Final answer:
In a rectangle, opposite sides are congruent. For triangle congruence, the hypotenuse used in hypotenuse-leg can be AC in a rectangle, if the rectangle is a square. However, using hypotenuse-leg theorem is not typically standard for proving congruence of triangles in a rectangle unless it is also a square.
option d is the correct
Step-by-step explanation:
To fill in the blanks for the student's question regarding a rectangle and triangle congruence:
- In a rectangle, opposite sides are congruent which means they are exactly the same in terms of shape and size.
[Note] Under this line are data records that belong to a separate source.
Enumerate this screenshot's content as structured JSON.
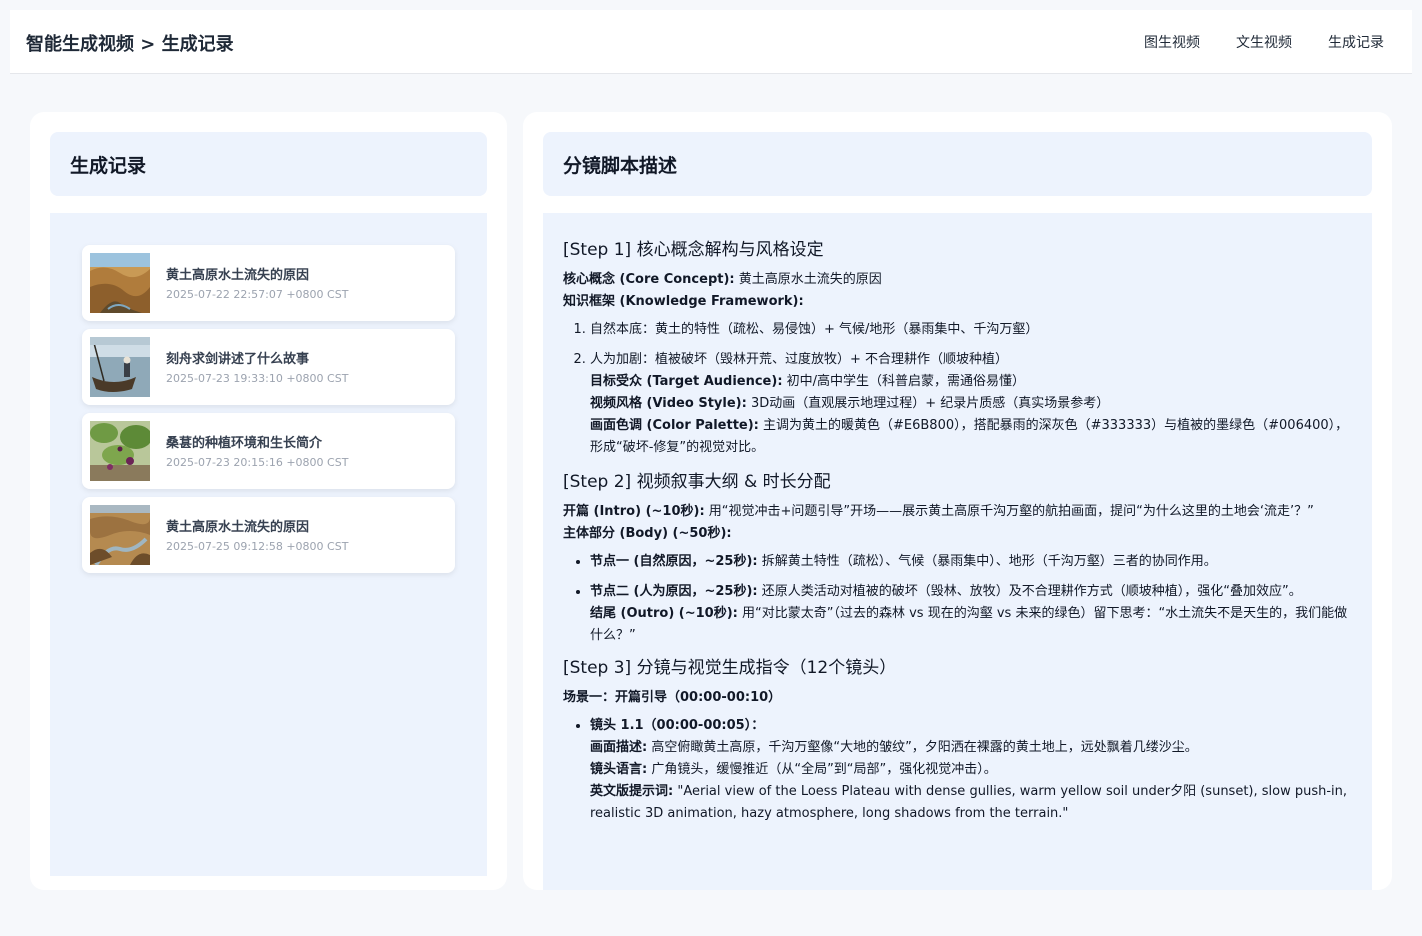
{
  "header": {
    "breadcrumb": "智能生成视频 > 生成记录",
    "nav": [
      "图生视频",
      "文生视频",
      "生成记录"
    ]
  },
  "left_panel": {
    "title": "生成记录",
    "records": [
      {
        "title": "黄土高原水土流失的原因",
        "time": "2025-07-22 22:57:07 +0800 CST",
        "thumb": "loess-landscape-image"
      },
      {
        "title": "刻舟求剑讲述了什么故事",
        "time": "2025-07-23 19:33:10 +0800 CST",
        "thumb": "boat-on-river-image"
      },
      {
        "title": "桑葚的种植环境和生长简介",
        "time": "2025-07-23 20:15:16 +0800 CST",
        "thumb": "mulberry-bush-image"
      },
      {
        "title": "黄土高原水土流失的原因",
        "time": "2025-07-25 09:12:58 +0800 CST",
        "thumb": "gully-river-image"
      }
    ]
  },
  "right_panel": {
    "title": "分镜脚本描述",
    "step1": {
      "heading": "[Step 1] 核心概念解构与风格设定",
      "core_label": "核心概念 (Core Concept):",
      "core_value": " 黄土高原水土流失的原因",
      "framework_label": "知识框架 (Knowledge Framework):",
      "item1": "自然本底：黄土的特性（疏松、易侵蚀）+ 气候/地形（暴雨集中、千沟万壑）",
      "item2": "人为加剧：植被破坏（毁林开荒、过度放牧）+ 不合理耕作（顺坡种植）",
      "audience_label": "目标受众 (Target Audience):",
      "audience_value": " 初中/高中学生（科普启蒙，需通俗易懂）",
      "style_label": "视频风格 (Video Style):",
      "style_value": " 3D动画（直观展示地理过程）+ 纪录片质感（真实场景参考）",
      "palette_label": "画面色调 (Color Palette):",
      "palette_value": " 主调为黄土的暖黄色（#E6B800），搭配暴雨的深灰色（#333333）与植被的墨绿色（#006400），形成“破坏-修复”的视觉对比。"
    },
    "step2": {
      "heading": "[Step 2] 视频叙事大纲 & 时长分配",
      "intro_label": "开篇 (Intro) (~10秒):",
      "intro_value": " 用“视觉冲击+问题引导”开场——展示黄土高原千沟万壑的航拍画面，提问“为什么这里的土地会‘流走’？”",
      "body_label": "主体部分 (Body) (~50秒):",
      "node1_label": "节点一 (自然原因，~25秒):",
      "node1_value": " 拆解黄土特性（疏松）、气候（暴雨集中）、地形（千沟万壑）三者的协同作用。",
      "node2_label": "节点二 (人为原因，~25秒):",
      "node2_value": " 还原人类活动对植被的破坏（毁林、放牧）及不合理耕作方式（顺坡种植），强化“叠加效应”。",
      "outro_label": "结尾 (Outro) (~10秒):",
      "outro_value": " 用“对比蒙太奇”（过去的森林 vs 现在的沟壑 vs 未来的绿色）留下思考：“水土流失不是天生的，我们能做什么？”"
    },
    "step3": {
      "heading": "[Step 3] 分镜与视觉生成指令（12个镜头）",
      "scene1": "场景一：开篇引导（00:00-00:10）",
      "shot_label": "镜头 1.1（00:00-00:05）：",
      "desc_label": "画面描述:",
      "desc_value": " 高空俯瞰黄土高原，千沟万壑像“大地的皱纹”，夕阳洒在裸露的黄土地上，远处飘着几缕沙尘。",
      "lang_label": "镜头语言:",
      "lang_value": " 广角镜头，缓慢推近（从“全局”到“局部”，强化视觉冲击）。",
      "en_label": "英文版提示词:",
      "en_value": " \"Aerial view of the Loess Plateau with dense gullies, warm yellow soil under夕阳 (sunset), slow push-in, realistic 3D animation, hazy atmosphere, long shadows from the terrain.\""
    }
  }
}
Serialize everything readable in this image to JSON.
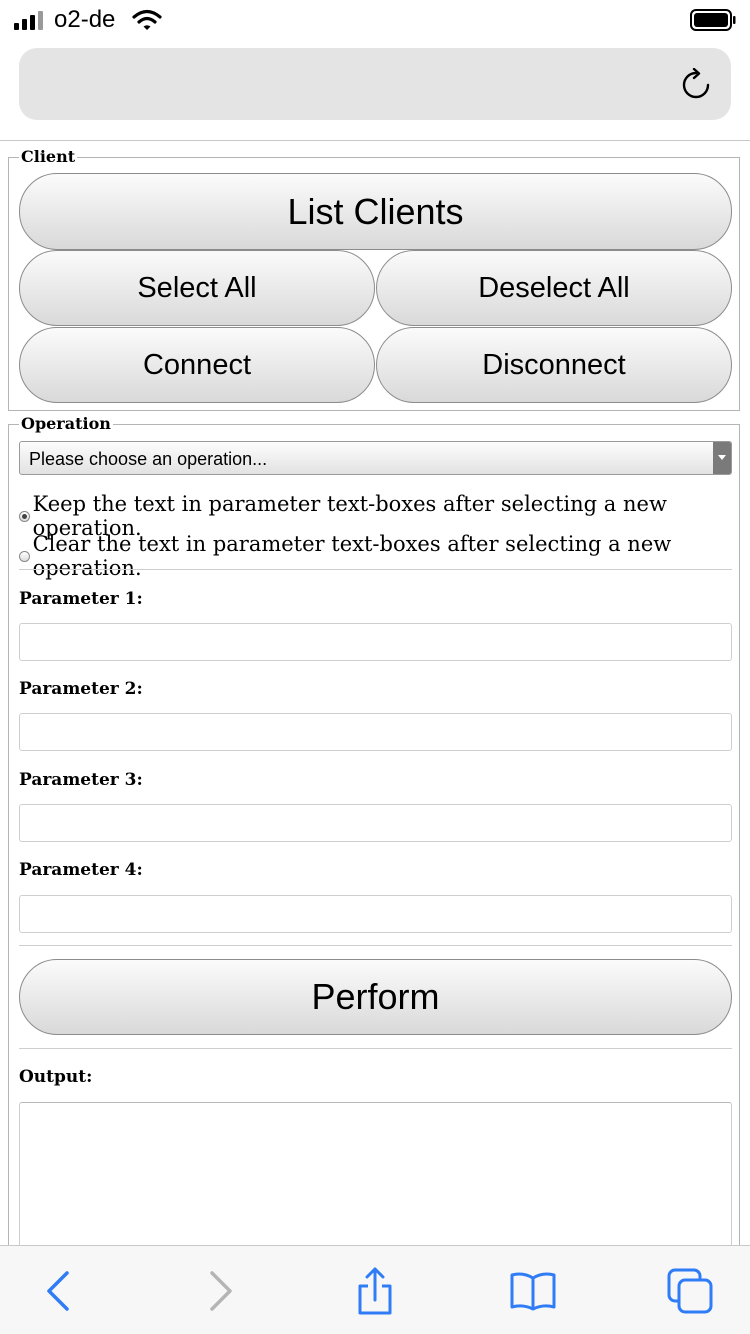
{
  "status": {
    "carrier": "o2-de"
  },
  "client": {
    "legend": "Client",
    "list_clients": "List Clients",
    "select_all": "Select All",
    "deselect_all": "Deselect All",
    "connect": "Connect",
    "disconnect": "Disconnect"
  },
  "operation": {
    "legend": "Operation",
    "select_value": "Please choose an operation...",
    "radio_keep": "Keep the text in parameter text-boxes after selecting a new operation.",
    "radio_clear": "Clear the text in parameter text-boxes after selecting a new operation.",
    "radio_selected": "keep",
    "params": [
      {
        "label": "Parameter 1:",
        "value": ""
      },
      {
        "label": "Parameter 2:",
        "value": ""
      },
      {
        "label": "Parameter 3:",
        "value": ""
      },
      {
        "label": "Parameter 4:",
        "value": ""
      }
    ],
    "perform": "Perform",
    "output_label": "Output:",
    "output_value": ""
  },
  "icons": {
    "reload": "reload-icon",
    "back": "chevron-left-icon",
    "forward": "chevron-right-icon",
    "share": "share-icon",
    "bookmarks": "book-icon",
    "tabs": "tabs-icon"
  },
  "colors": {
    "toolbar_accent": "#2f7cf6",
    "toolbar_disabled": "#b5b5b5"
  }
}
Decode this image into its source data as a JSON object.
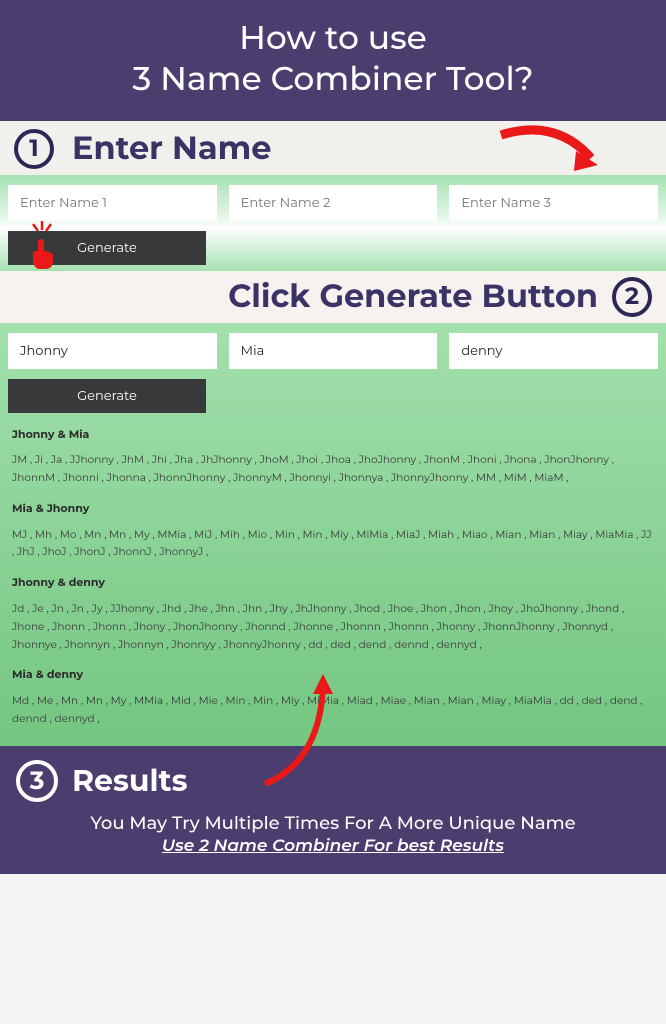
{
  "header": {
    "line1": "How to use",
    "line2": "3 Name Combiner Tool?"
  },
  "step1": {
    "num": "1",
    "label": "Enter Name"
  },
  "inputs_empty": {
    "placeholder1": "Enter Name 1",
    "placeholder2": "Enter Name 2",
    "placeholder3": "Enter Name 3"
  },
  "generate_label": "Generate",
  "step2": {
    "num": "2",
    "label": "Click Generate Button"
  },
  "inputs_filled": {
    "name1": "Jhonny",
    "name2": "Mia",
    "name3": "denny"
  },
  "results": {
    "block1": {
      "title": "Jhonny & Mia",
      "text": "JM , Ji , Ja , JJhonny , JhM , Jhi , Jha , JhJhonny , JhoM , Jhoi , Jhoa , JhoJhonny , JhonM , Jhoni , Jhona , JhonJhonny , JhonnM , Jhonni , Jhonna , JhonnJhonny , JhonnyM , Jhonnyi , Jhonnya , JhonnyJhonny , MM , MiM , MiaM ,"
    },
    "block2": {
      "title": "Mia & Jhonny",
      "text": "MJ , Mh , Mo , Mn , Mn , My , MMia , MiJ , Mih , Mio , Min , Min , Miy , MiMia , MiaJ , Miah , Miao , Mian , Mian , Miay , MiaMia , JJ , JhJ , JhoJ , JhonJ , JhonnJ , JhonnyJ ,"
    },
    "block3": {
      "title": "Jhonny & denny",
      "text": "Jd , Je , Jn , Jn , Jy , JJhonny , Jhd , Jhe , Jhn , Jhn , Jhy , JhJhonny , Jhod , Jhoe , Jhon , Jhon , Jhoy , JhoJhonny , Jhond , Jhone , Jhonn , Jhonn , Jhony , JhonJhonny , Jhonnd , Jhonne , Jhonnn , Jhonnn , Jhonny , JhonnJhonny , Jhonnyd , Jhonnye , Jhonnyn , Jhonnyn , Jhonnyy , JhonnyJhonny , dd , ded , dend , dennd , dennyd ,"
    },
    "block4": {
      "title": "Mia & denny",
      "text": "Md , Me , Mn , Mn , My , MMia , Mid , Mie , Min , Min , Miy , MiMia , Miad , Miae , Mian , Mian , Miay , MiaMia , dd , ded , dend , dennd , dennyd ,"
    }
  },
  "step3": {
    "num": "3",
    "label": "Results"
  },
  "footer": {
    "text": "You May Try Multiple Times For A More Unique Name",
    "link": "Use 2 Name Combiner For best Results"
  }
}
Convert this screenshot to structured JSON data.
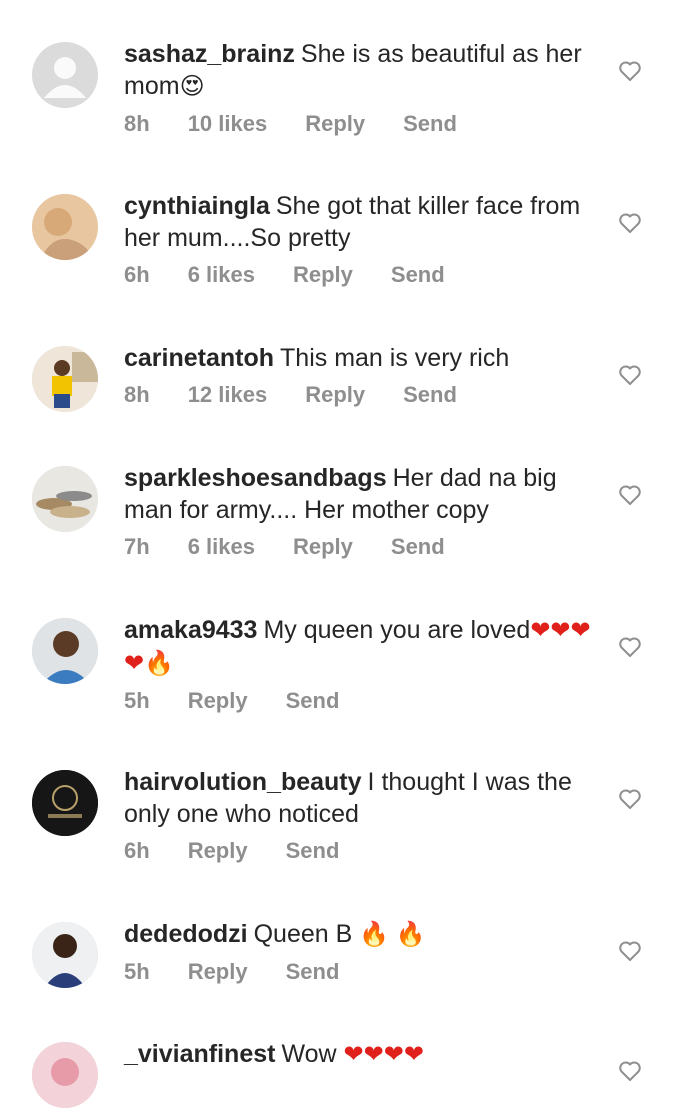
{
  "comments": [
    {
      "username": "sashaz_brainz",
      "text": "She is as beautiful as her mom",
      "emoji": "😍",
      "time": "8h",
      "likes": "10 likes",
      "reply": "Reply",
      "send": "Send"
    },
    {
      "username": "cynthiaingla",
      "text": "She got that killer face from her mum....So pretty",
      "emoji": "",
      "time": "6h",
      "likes": "6 likes",
      "reply": "Reply",
      "send": "Send"
    },
    {
      "username": "carinetantoh",
      "text": "This man is very rich",
      "emoji": "",
      "time": "8h",
      "likes": "12 likes",
      "reply": "Reply",
      "send": "Send"
    },
    {
      "username": "sparkleshoesandbags",
      "text": "Her dad na big man for army.... Her mother copy",
      "emoji": "",
      "time": "7h",
      "likes": "6 likes",
      "reply": "Reply",
      "send": "Send"
    },
    {
      "username": "amaka9433",
      "text": "My queen you are loved",
      "emoji": "❤❤❤❤🔥",
      "time": "5h",
      "likes": "",
      "reply": "Reply",
      "send": "Send"
    },
    {
      "username": "hairvolution_beauty",
      "text": "I thought I was the only one who noticed",
      "emoji": "",
      "time": "6h",
      "likes": "",
      "reply": "Reply",
      "send": "Send"
    },
    {
      "username": "dededodzi",
      "text": "Queen B",
      "emoji": "🔥 🔥",
      "time": "5h",
      "likes": "",
      "reply": "Reply",
      "send": "Send"
    },
    {
      "username": "_vivianfinest",
      "text": "Wow",
      "emoji": "❤❤❤❤",
      "time": "",
      "likes": "",
      "reply": "",
      "send": ""
    }
  ]
}
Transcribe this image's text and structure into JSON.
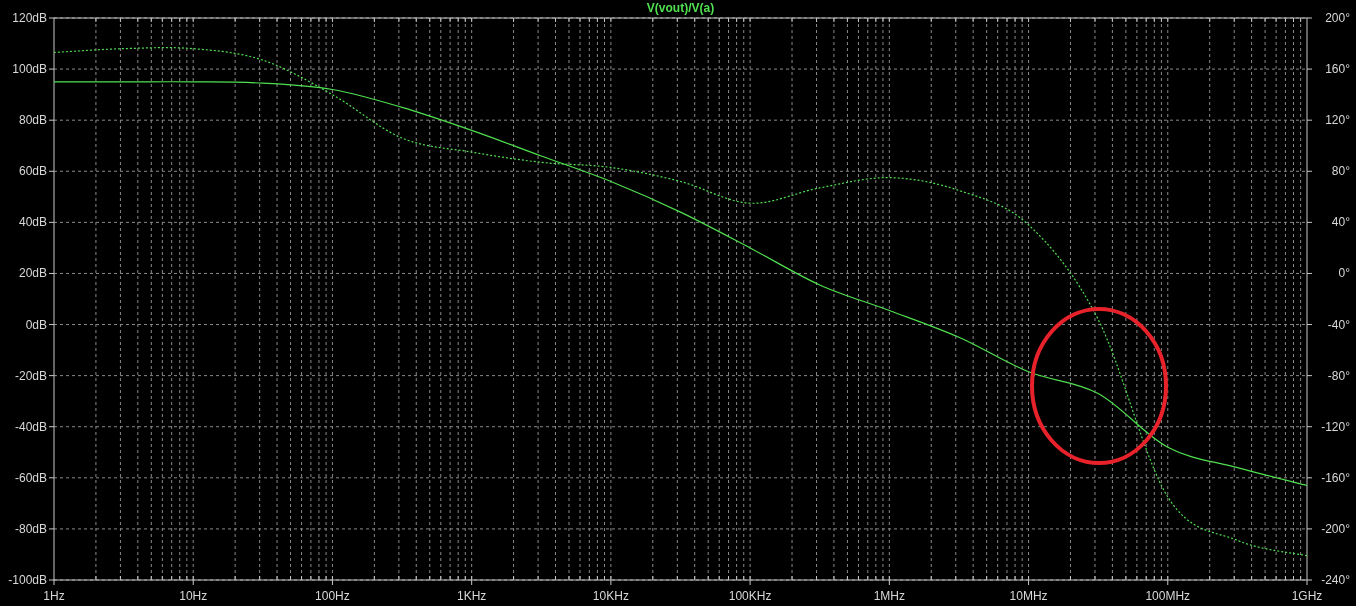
{
  "chart_data": {
    "type": "line",
    "title": "V(vout)/V(a)",
    "grid": true,
    "categories": [
      "1Hz",
      null,
      "10Hz",
      null,
      "100Hz",
      null,
      "1KHz",
      null,
      "10KHz",
      null,
      "100KHz",
      null,
      "1MHz",
      null,
      "10MHz",
      null,
      "100MHz",
      null,
      "1GHz"
    ],
    "series": [
      {
        "color": "#50e050",
        "line_style": "solid",
        "values": [
          95,
          95,
          95,
          94.5,
          92,
          85,
          76,
          66,
          56,
          44,
          30,
          15.5,
          5.5,
          -5,
          -18.5,
          -27,
          -48,
          -56,
          -63
        ]
      },
      {
        "color": "#50e050",
        "line_style": "dashed",
        "axis": "y2",
        "values": [
          173,
          176,
          176,
          167,
          140,
          106,
          95,
          87,
          83,
          72,
          55,
          67,
          75,
          65,
          38,
          -36,
          -175,
          -209,
          -221
        ]
      }
    ],
    "ylim": [
      -100,
      120
    ],
    "yticks": [
      {
        "value": 120,
        "label": "120dB"
      },
      {
        "value": 100,
        "label": "100dB"
      },
      {
        "value": 80,
        "label": "80dB"
      },
      {
        "value": 60,
        "label": "60dB"
      },
      {
        "value": 40,
        "label": "40dB"
      },
      {
        "value": 20,
        "label": "20dB"
      },
      {
        "value": 0,
        "label": "0dB"
      },
      {
        "value": -20,
        "label": "-20dB"
      },
      {
        "value": -40,
        "label": "-40dB"
      },
      {
        "value": -60,
        "label": "-60dB"
      },
      {
        "value": -80,
        "label": "-80dB"
      },
      {
        "value": -100,
        "label": "-100dB"
      }
    ],
    "y2lim": [
      -240,
      200
    ],
    "y2ticks": [
      {
        "value": 200,
        "label": "200°"
      },
      {
        "value": 160,
        "label": "160°"
      },
      {
        "value": 120,
        "label": "120°"
      },
      {
        "value": 80,
        "label": "80°"
      },
      {
        "value": 40,
        "label": "40°"
      },
      {
        "value": 0,
        "label": "0°"
      },
      {
        "value": -40,
        "label": "-40°"
      },
      {
        "value": -80,
        "label": "-80°"
      },
      {
        "value": -120,
        "label": "-120°"
      },
      {
        "value": -160,
        "label": "-160°"
      },
      {
        "value": -200,
        "label": "-200°"
      },
      {
        "value": -240,
        "label": "-240°"
      }
    ]
  },
  "highlight": {
    "kind": "ellipse",
    "color": "#e8222a"
  }
}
- Triangles ABC and CDA can be proved congruent by hypotenuse-leg because AC (Blank 2 option) is the hypotenuse for both triangles, and the leg (side) shared by both triangles is the same.
- The hypothesized congruence would not typically be proven using hypotenuse-leg, since this applies to right triangles and a rectangle doesn't have to contain right triangles unless it is a square. However, when dissecting a rectangle into triangles, leg AB of triangle ABC and leg CD of triangle CDA are also congruent, just as BC and DA (Blank 3 options) are.
- Since rectangles typically do not consist of right triangles unless they are squares, the hypothesis of proving two triangles in a rectangle congruent using hypotenuse-leg is not standard. But for any right triangles derived from a rectangle, if we assume these are right triangles, the hypotenuse shared would be AC (Blank 4 option).
Note, the use of hypotenuse-leg theorem is typically reserved for right triangles, and a rectangle will only have right triangles if it is a square. In a rectangle, the diagonals are congruent but not normally referred to as hypotenuses unless the rectangle is also a square.